Por eso era la heredera, por su capacidad de sacrificio.

-Ya estamos aqui, mama.-dijo Alicia.

-Muy bien, sentaos.-susurro Precia.

Clyde la miro de reojo, pero ella no quiso hacerle caso, porque no tenía porque retrasar más lo inevitable, porque no quería que su hija fuera victima de un engaño más que la dejaría atrapada en este sitio.

-¿Que pasa?-pregunto Fate.

Clyde suspiro antes de mostrarle a Fate una especie de altar que había no muy lejos de su casa, en el, se podían ver varias velas que subían como una escalera hasta un pequeño trono preparado para recibir a su anfitriona.

-Eso, Fate...es tu lugar...-susurro Clyde.


-Estoy llegando...-susurraba.

Las sombras lo rodeaban mientras volaba hacia su destino, era hora de apoderarse de Al-Hazard, de toda su gente, de todos sus avances...

De todo su poder.

La gente no se daba cuenta de lo que estaba por llegar, todos reían y caminaban como en otro día normal sin saber que aquellas sombras vendrían a por ellos, a por todos ellos.

-No habrá paz...-canturreo.

Entonces lo sintió, una fuerza irradiando desde alguna parte de Al-Hazard, algo tan poderoso, tan peligroso para él que sintió encogerse por el dolor.

La maldita heredera.

Estaba allí.

¡No!

Tenía que destruirla, tenia que matarla antes de que se sentara en su trono o lo perdería todo, no habría nada para él de aquel lugar.

Nada.

-No lo permitiré.-susurro enfadado.

Voló lo más rápido que pudo por el cielo, envolviendo lentamente la ciudad en una oscuridad temible mientras él recibia la información de la heredera y fue entonces, cuando por fin la vio.

Una maga artificial.

Una diosa.

La heredera.

Fate Testarossa.


Fate no podía dejar de mirar el escrito que su madre le había enseñado, era una profecia y ellos decían que era de ella pero ella, no podía ser...

Ella no podía ser.

-Yo...no soy humana...no puedo ser...-susurraba.

-Lo eres, Fate, creeme.-dijo su madre.

-Pero...¿como lo sabes? ¿como estas tan segura?-preguntó la rubia.

Precia se levanto de su asiento y abrazo a su hija mientras las lágrimas caían de sus ojos, era su culpa, todo era su madlita culpa.

-Fate, tu capacidad de sacrifió es la clave...-susurro Precia.

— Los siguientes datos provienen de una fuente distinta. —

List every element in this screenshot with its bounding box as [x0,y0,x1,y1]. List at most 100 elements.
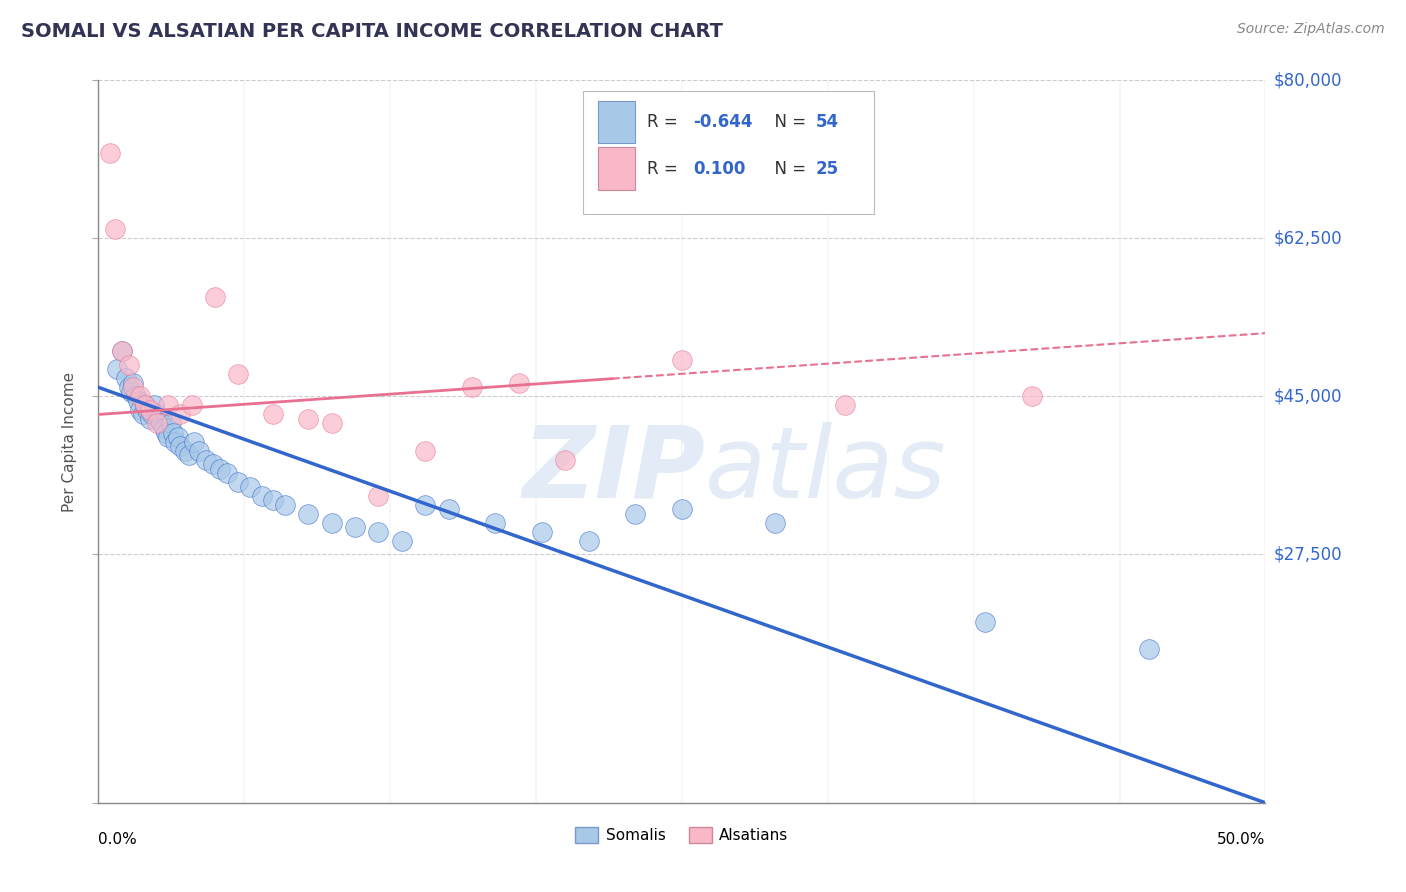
Text: 0.100: 0.100 [693,160,747,178]
Point [146,417,169,431]
Point [157,430,180,444]
Point [508,376,530,390]
Point [134,398,156,412]
Point [159,417,181,431]
Point [671,502,693,516]
Point [173,443,195,458]
Text: 54: 54 [815,112,839,131]
Point [239,480,262,494]
Point [208,461,231,475]
Point [671,353,693,368]
Point [228,367,250,381]
Text: SOMALI VS ALSATIAN PER CAPITA INCOME CORRELATION CHART: SOMALI VS ALSATIAN PER CAPITA INCOME COR… [21,22,723,41]
Y-axis label: Per Capita Income: Per Capita Income [62,371,77,512]
Text: N =: N = [763,160,811,178]
Text: $62,500: $62,500 [1274,229,1343,247]
Point [228,475,250,490]
Point [262,493,284,508]
Point [194,452,217,467]
Point [763,516,786,530]
Point [132,408,155,422]
Text: -0.644: -0.644 [693,112,754,131]
Point [141,408,163,422]
Text: 50.0%: 50.0% [1218,831,1265,847]
Point [367,524,389,539]
Text: $27,500: $27,500 [1274,545,1343,564]
Point [180,398,202,412]
Point [344,520,367,534]
Point [274,498,297,512]
FancyBboxPatch shape [598,101,636,143]
Point [98,145,121,160]
Point [215,466,238,480]
Text: R =: R = [647,112,683,131]
Point [834,398,856,412]
Point [120,384,142,399]
Point [115,371,138,385]
FancyBboxPatch shape [582,91,875,214]
Point [262,408,284,422]
Point [624,507,647,521]
Legend: Somalis, Alsatians: Somalis, Alsatians [569,822,794,849]
Point [104,222,127,236]
Text: atlas: atlas [706,422,946,519]
Point [150,417,173,431]
Point [321,516,343,530]
Point [122,380,145,394]
FancyBboxPatch shape [598,147,636,190]
Point [413,443,436,458]
Point [169,408,191,422]
Point [437,502,460,516]
Point [484,516,506,530]
Point [134,398,156,412]
Point [118,380,141,394]
Point [127,393,149,408]
Point [155,425,177,440]
Point [125,389,148,403]
Point [578,533,600,548]
Point [1021,389,1043,403]
Point [201,457,224,471]
Point [250,489,273,503]
Point [136,403,159,417]
Point [165,434,187,449]
Text: R =: R = [647,160,688,178]
Point [187,443,209,458]
Point [139,403,162,417]
Text: ZIP: ZIP [522,422,706,519]
Point [157,398,180,412]
Point [148,412,170,426]
Point [169,439,191,453]
Point [391,533,413,548]
Point [146,408,169,422]
Point [129,389,152,403]
Point [143,398,166,412]
Point [461,380,484,394]
Text: Source: ZipAtlas.com: Source: ZipAtlas.com [1237,22,1385,37]
Point [367,489,389,503]
Text: $80,000: $80,000 [1274,71,1343,89]
Point [166,430,188,444]
Point [122,376,145,390]
Point [179,448,201,462]
Text: 25: 25 [815,160,839,178]
Point [118,358,141,372]
Point [129,403,152,417]
Point [183,434,205,449]
Point [530,524,553,539]
Point [152,421,174,435]
Point [204,290,226,304]
Text: N =: N = [763,112,811,131]
Point [111,344,134,359]
Point [297,412,319,426]
Point [554,452,576,467]
Point [974,615,997,630]
Point [297,507,319,521]
Point [105,362,128,376]
Point [321,417,343,431]
Point [162,425,184,440]
Point [413,498,436,512]
Text: $45,000: $45,000 [1274,387,1343,405]
Text: 0.0%: 0.0% [98,831,138,847]
Point [1137,642,1160,657]
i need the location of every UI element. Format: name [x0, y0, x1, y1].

-¿Mi capacidad de sacrifió?-preguntó Fate, temerosa.

-Si, eres una maga artificial que cree para que fuera exactamente como mi hija pero como una variación, tu no debías de sentir nada, solo ibas a ser un instrumento y lo eras, hasta que tu corazón despertó, primero para complacerme en mi deseo y después por Nanoha y empezaste a sentir, solo la heredera es capaz de hacer tal cosa...-dijo su madre.

Fate se separó de su madre lentamente mientras intentaba asimilar lo que le estaba diciendo, ella era la heredera, ella era la dueña de Al-Hazard, ella...

Ella era la que tenía que sacrificarse para que todos los cuerpos vivos que había allí pudieran volver al plano humano.

-No...no se que decir...-susurro.

-No pasa nada, Fate, debe ser duro.-dijo Clyde.

-Tenemos tiempo, hermanita.-le dijo Alicia.

Pero ella no lo veía así, no todo era tan facil como ellos querían hacerlo ver, ella era una maldita cosa creada sin sentimientos, ¿quien era ella?, o mejor...

¿Que demonios era ella?

-Que más...-susurro Fate casi sin querer.

-¿Más?-pregunto Precia.

-Hay más madre, puedo verlo en tus ojos.-contesto ella.

Precia trago saliva, no quería hacer esto, ya le estaba causando demasiado dolor, demasiado para que pudiera llevarlo sola, pero mirandola a los ojos supo que no podría mentirle, no quería mentirle, no otra vez.

-La profecía, como has leido habla sobre ti y sobre el sacrificio que deberás hacer...-susurro Precia.

-¿Tengo que morir?-pregunto Fate.

-No...es mucho peor que eso.-le dijo su madre.

Fate suspiro sin querer oirlo, pero tenía que hacerlo, debía hacerlo para saber a lo que se estaba enfrentando.

-Que es...-susurro Fate.

-Fate, para liberarnos a todos y podamos volver con nuestros seres queridos, tu, deberás quedarte aqui sola y custodiar Al-Hazard, para siempre.-dijo Precia cerrando los ojos.

Fate sintió las lágrimas picar sus mejillas, tenía sentido, estaría como siempre había estado hasta Nanoha, sola y esta vez, ni Arf podría acompañarla en su soledad.

Es hora de cobrar mi venganza, Testarossa.

La voz vino de ninguna parte antes de que un latigo oscuro atacara la casa desde el techo y tuvieran que apartarse entre gritos y entonces se dieron cuenta de algo que no habían visto antes.

Al-Hazard se había convertido en un caos.